Incidents such as vigilante action to prevent Muslim girls wearing the hijab and scarves to enter schools and colleges in the state of Karnataka highlight the dangers involved and the potential for violence. There are credible allegations that in the face of such violence the government either remains indifferent or provides covert and overt support to the perpetrators of violence.
Terrorism risk derives from at least three sources in India. The first is the risk from extreme left-wing movements, especially in the east of the country, reflected in sporadic incidents of violence and killings.
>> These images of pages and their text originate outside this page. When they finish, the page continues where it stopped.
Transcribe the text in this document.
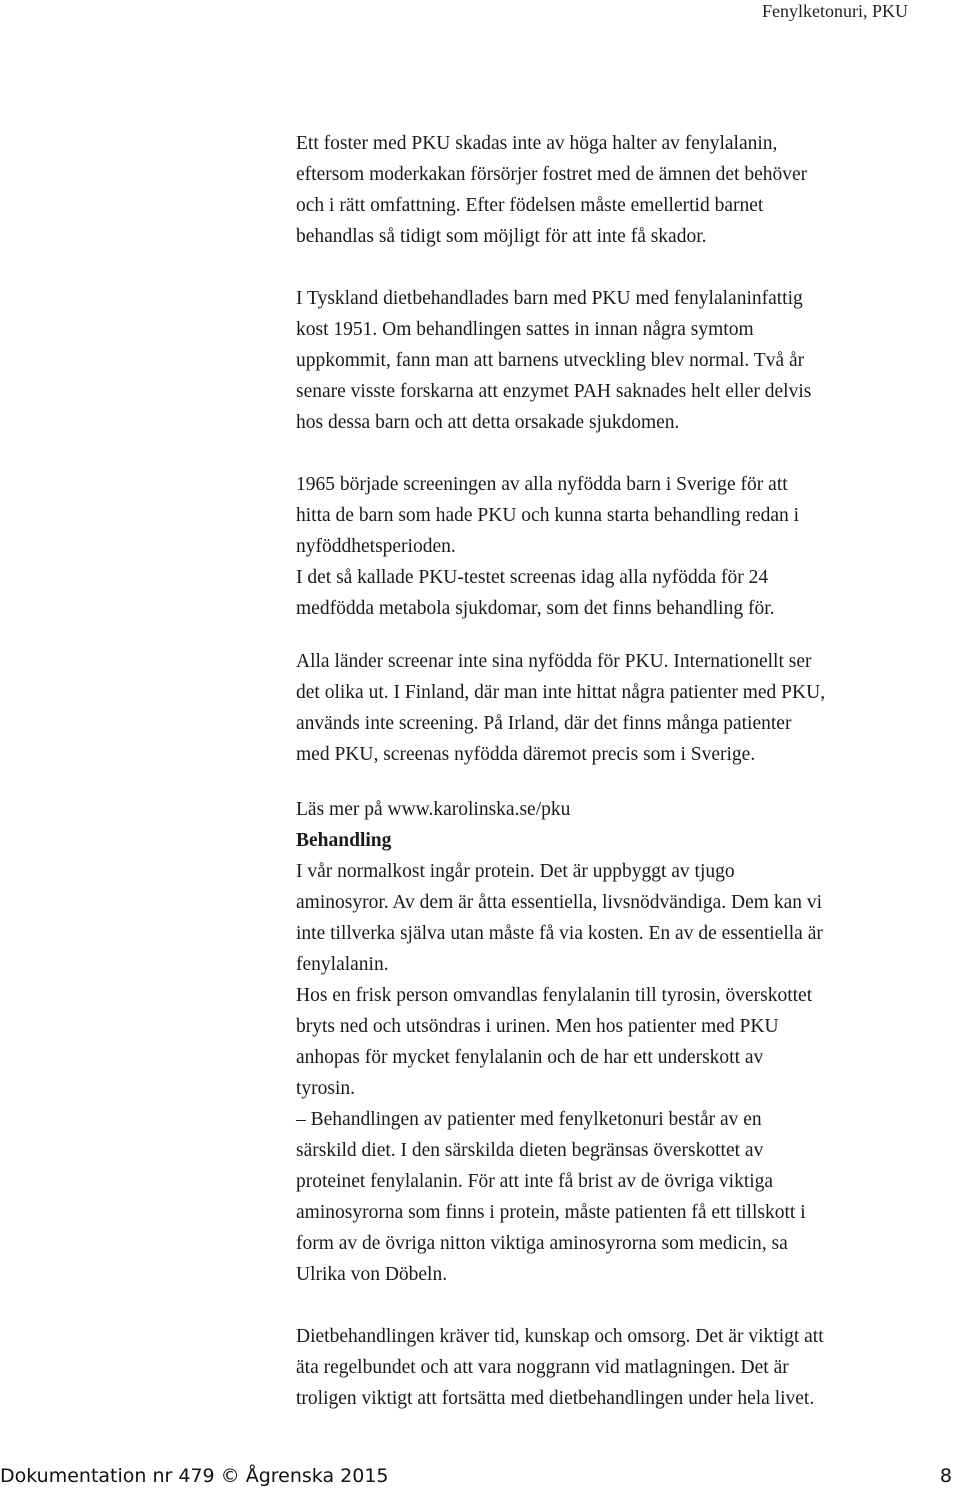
Fenylketonuri, PKU

Ett foster med PKU skadas inte av höga halter av fenylalanin,
eftersom moderkakan försörjer fostret med de ämnen det behöver
och i rätt omfattning. Efter födelsen måste emellertid barnet
behandlas så tidigt som möjligt för att inte få skador.

I Tyskland dietbehandlades barn med PKU med fenylalaninfattig
kost 1951. Om behandlingen sattes in innan några symtom
uppkommit, fann man att barnens utveckling blev normal. Två år
senare visste forskarna att enzymet PAH saknades helt eller delvis
hos dessa barn och att detta orsakade sjukdomen.

1965 började screeningen av alla nyfödda barn i Sverige för att
hitta de barn som hade PKU och kunna starta behandling redan i
nyföddhetsperioden.

I det så kallade PKU-testet screenas idag alla nyfödda för 24
medfödda metabola sjukdomar, som det finns behandling för.

Alla länder screenar inte sina nyfödda för PKU. Internationellt ser
det olika ut. I Finland, där man inte hittat några patienter med PKU,
används inte screening. På Irland, där det finns många patienter
med PKU, screenas nyfödda däremot precis som i Sverige.

Läs mer på www.karolinska.se/pku

Behandling

I vår normalkost ingår protein. Det är uppbyggt av tjugo
aminosyror. Av dem är åtta essentiella, livsnödvändiga. Dem kan vi
inte tillverka själva utan måste få via kosten. En av de essentiella är
fenylalanin.

Hos en frisk person omvandlas fenylalanin till tyrosin, överskottet
bryts ned och utsöndras i urinen. Men hos patienter med PKU
anhopas för mycket fenylalanin och de har ett underskott av
tyrosin.

– Behandlingen av patienter med fenylketonuri består av en
särskild diet. I den särskilda dieten begränsas överskottet av
proteinet fenylalanin. För att inte få brist av de övriga viktiga
aminosyrorna som finns i protein, måste patienten få ett tillskott i
form av de övriga nitton viktiga aminosyrorna som medicin, sa
Ulrika von Döbeln.

Dietbehandlingen kräver tid, kunskap och omsorg. Det är viktigt att
äta regelbundet och att vara noggrann vid matlagningen. Det är
troligen viktigt att fortsätta med dietbehandlingen under hela livet.

Dokumentation nr 479 © Ågrenska 2015	8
In April 2021, an attack by left-wing insurgents on security forces in the state of Chhattisgarh resulted in the killing of 22 security personnel and 9 ‘naxalites’. Around 162 security personnel and 460 civilians had been killed in around 2,150 incidents of left-wing extremist violence between 2018 and 2020.
The second threat comes from the growing incidence of Islamic fundamentalism, spurred in part by the anti-Muslim stance of the ruling dispensation. The third source is the militancy that has been intensified by the Modi government’s policies in Kashmir after abrogation of the area’s special status, with periodic reports of the killing of militants and security forces. Put together, these sources of terrorist violence raise the terrorism risk in India significantly.
With more than USD600 billion in foreign reserves and exports rebounding with the waning of the COVID-19 pandemic and rising exports of vaccines, there is little fear of a balance of payments crisis in India soon. However, the rupee has been faring poorly, depreciating significantly because of two principal drivers. One is the rise in the oil import bill as international oil prices spike, a factor that has become even more relevant after the Ukraine and Russia conflict starting in February 2022. The second is the outflow of foreign financial investments, as tighter monetary conditions and rising interest rates in the advanced economies encourage foreign investors to withdraw. If these movements are amplified, there is a risk of imposition of some controls on capital flows in the medium term.
Though Budget 2022 signalled that the government would stick to its conservative fiscal stance, the government seems committed to a large-scale capital expenditure programme in the last two years of its five-year term that ends in May 2024. One difficulty is that the public debt-to-GDP ratio has risen significantly from its pre-pandemic levels because government revenues have fallen sharply. Therefore, it is likely off-budget borrowing by public sector firms and agencies would be nedded to finance the infrastructure push.
However, since much of the borrowing is in the domestic currency, the probability of default is low. On the other hand, encouraged by external financial liberalisation and the low interest rates in global markets in the last few years, the corporate sector’s exposure to foreign debt has risen considerably, as has its rupee debt exposure. With the rupee depreciating, the domestic currency cost of servicing international debt is rising. This could result in financial difficulties for many firms and even bankruptcy. Therefore, the risk of foreign debt default, even if not of sovereign debt, is significant.